Ya le habían enseñado á mentir.—“¿Combien?”—“Si fran”. Le dí unos “sous” y le dejé perderse en la noche parisiense.

He visto más; he visto lo que creía que ya no existía sino en los viejos cuadros, en los viejos grabados: he visto en ciertos barrios de París el antiguo “pifferraro” y el organillo y la mona vestida de colorines, y la linda italianica, ya casi púber, que danza al són del violín y recoge después en un plato las limosnas de los curiosos. Y existen aún, aunque en menor escala que antes, los saboyanitos de los melodramas y de las romanzas. Y el horrible mercado de la prostitución pueril, la importación de niñas, por inicuos proxenetas de ambos sexos, que no temen exhibir su especialidad en pleno bulevar. Pero no trato de este tópico, en que actualmente la Policía se ocupa, y los miembros de la liga—¡quizá inútil!—de la moral urbana. Eso pertenece á la “trata de blancas”, denominación que un japonés amigo mío encuentra, con justicia, exclusiva, “pues de mi país y de la China se ha exportado mucha carne amarilla á los Estados Unidos y á otras partes”. Me circunscribo, pues, únicamente, á la explotación de niños italianos que aquí se hace, y contra la cual, felizmente, acaba de formarse una asociación que ojalá encuentre apoyo en todas partes en donde se encuentre una alma italiana, ó que abrigue simpatía por Italia. Por esto, si estas líneas mías lograsen producir algún buen movimiento entre vosotros—¡así fuese el de mis lectores!—quedaría más satisfecho de ellas, que de un bello poema ó una hermosa página literaria.

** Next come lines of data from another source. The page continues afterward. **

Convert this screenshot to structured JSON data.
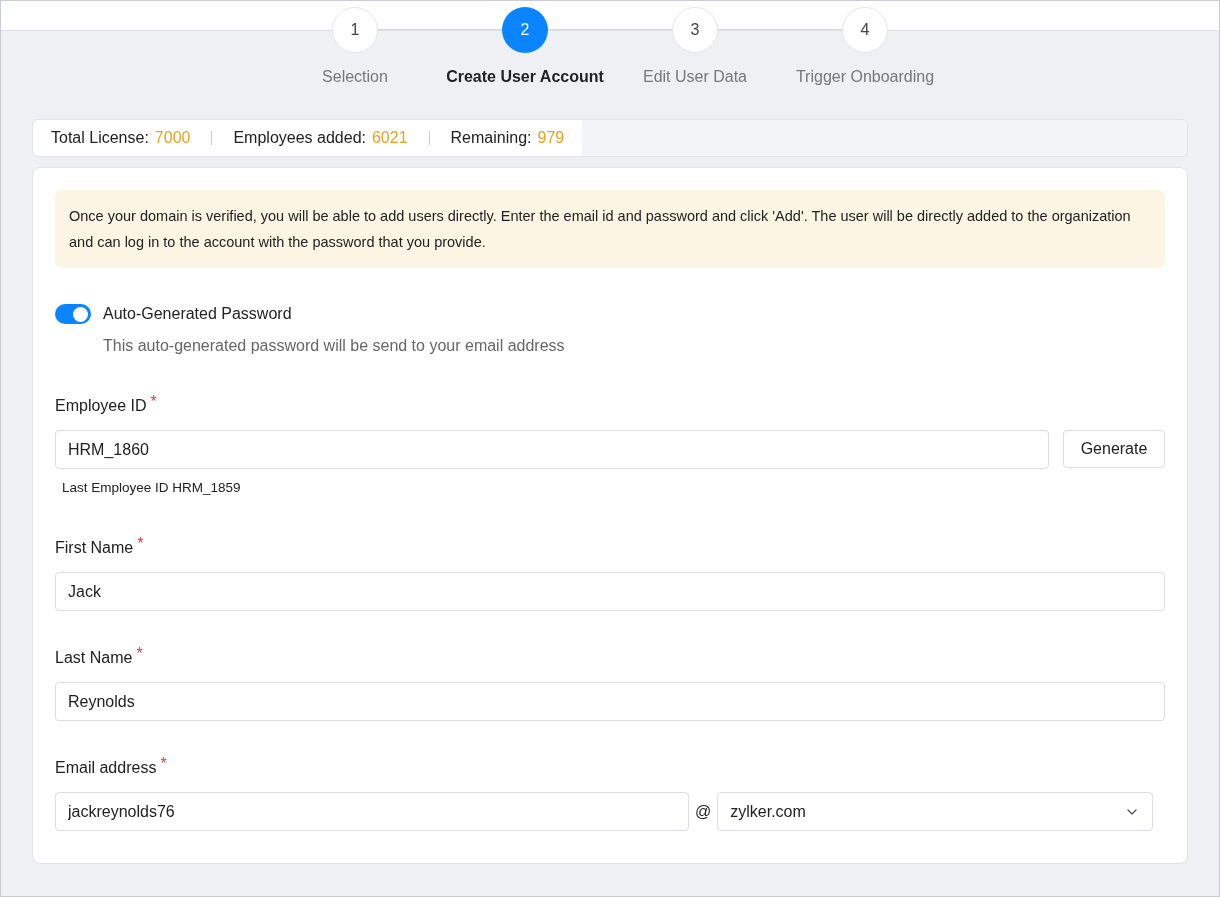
{
  "steps": [
    {
      "number": "1",
      "label": "Selection",
      "selected": false
    },
    {
      "number": "2",
      "label": "Create User Account",
      "selected": true
    },
    {
      "number": "3",
      "label": "Edit User Data",
      "selected": false
    },
    {
      "number": "4",
      "label": "Trigger Onboarding",
      "selected": false
    }
  ],
  "license": [
    {
      "label": "Total License:",
      "value": "7000"
    },
    {
      "label": "Employees added:",
      "value": "6021"
    },
    {
      "label": "Remaining:",
      "value": "979"
    }
  ],
  "notice": "Once your domain is verified, you will be able to add users directly. Enter the email id and password and click 'Add'. The user will be directly added to the organization and can log in to the account with the password that you provide.",
  "auto_password": {
    "label": "Auto-Generated Password",
    "on": true,
    "description": "This auto-generated password will be send to your email address"
  },
  "employee_id": {
    "label": "Employee ID",
    "required_mark": "*",
    "value": "HRM_1860",
    "button": "Generate",
    "hint": "Last Employee ID HRM_1859"
  },
  "first_name": {
    "label": "First Name",
    "required_mark": "*",
    "value": "Jack"
  },
  "last_name": {
    "label": "Last Name",
    "required_mark": "*",
    "value": "Reynolds"
  },
  "email": {
    "label": "Email address",
    "required_mark": "*",
    "value": "jackreynolds76",
    "at": "@",
    "domain": "zylker.com"
  }
}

No hay nada más horrible que la esclavitud de estos “bambini”; no hay nada más lastimoso que la existencia de martirios que les hacen padecer los hombres viles que les tratan como á bestias productoras. ¿Qué digo? Peor que á los perros. Esta infamia habría continuado sin ser advertida por la generalidad, si el Sr. Paulucci di Calboli, secretario de la Embajada italiana de París, no hubiese llamado la atención en artículos publicados en importantes revistas. A él, pues, y á otros hombres de corazón y buena voluntad, se debe que ahora se trate de favorecer la suerte de esos niños, florida carne itálica, flores de sangre latina que, si escapan de una muerte casi segura, es para caer en poco tiempo en la degradación de todos los vicios y en la posibilidad de todos los crímenes. Después se dice: El asesino Tal, italiano; el asesino Cual, italiano. ¡Es claro!

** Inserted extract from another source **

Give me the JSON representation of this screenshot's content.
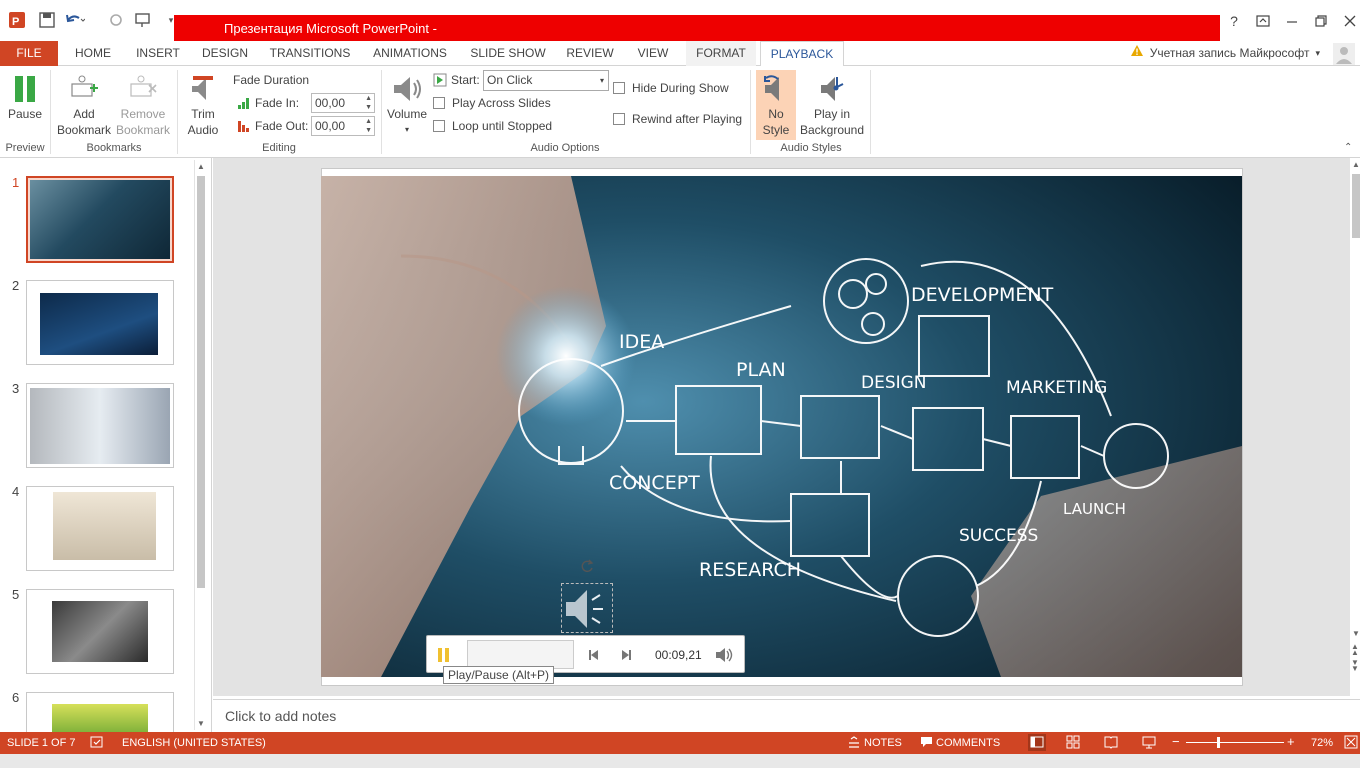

Los mercaderes de sangre y carne humana van á las pobres aldeas lombardas, á todos los lugares de la Romaña, á todas las provincias del Mediodía, en busca del productivo “gibier”. Les visten de harapos, los acuestan sobre la paja, como animales, con abrigo insuficiente, y les dan de comer bazofias inmundas compradas por nada, ó simplemente patatas cocidas, ó fritas en grasas innominables, atroces polentas, ó pan solo á veces, duro é incomible. Luego los mandan á vender las estatuitas, y les señalan una cantidad “que irremisiblemente deben traer” por la noche, so pena de recibir azotes y bofetadas. La escena es igual á la que en su novela “Sin Familia” pinta Héctor Malot. Donde dice musiquitos, poned vendedores, y es lo mismo.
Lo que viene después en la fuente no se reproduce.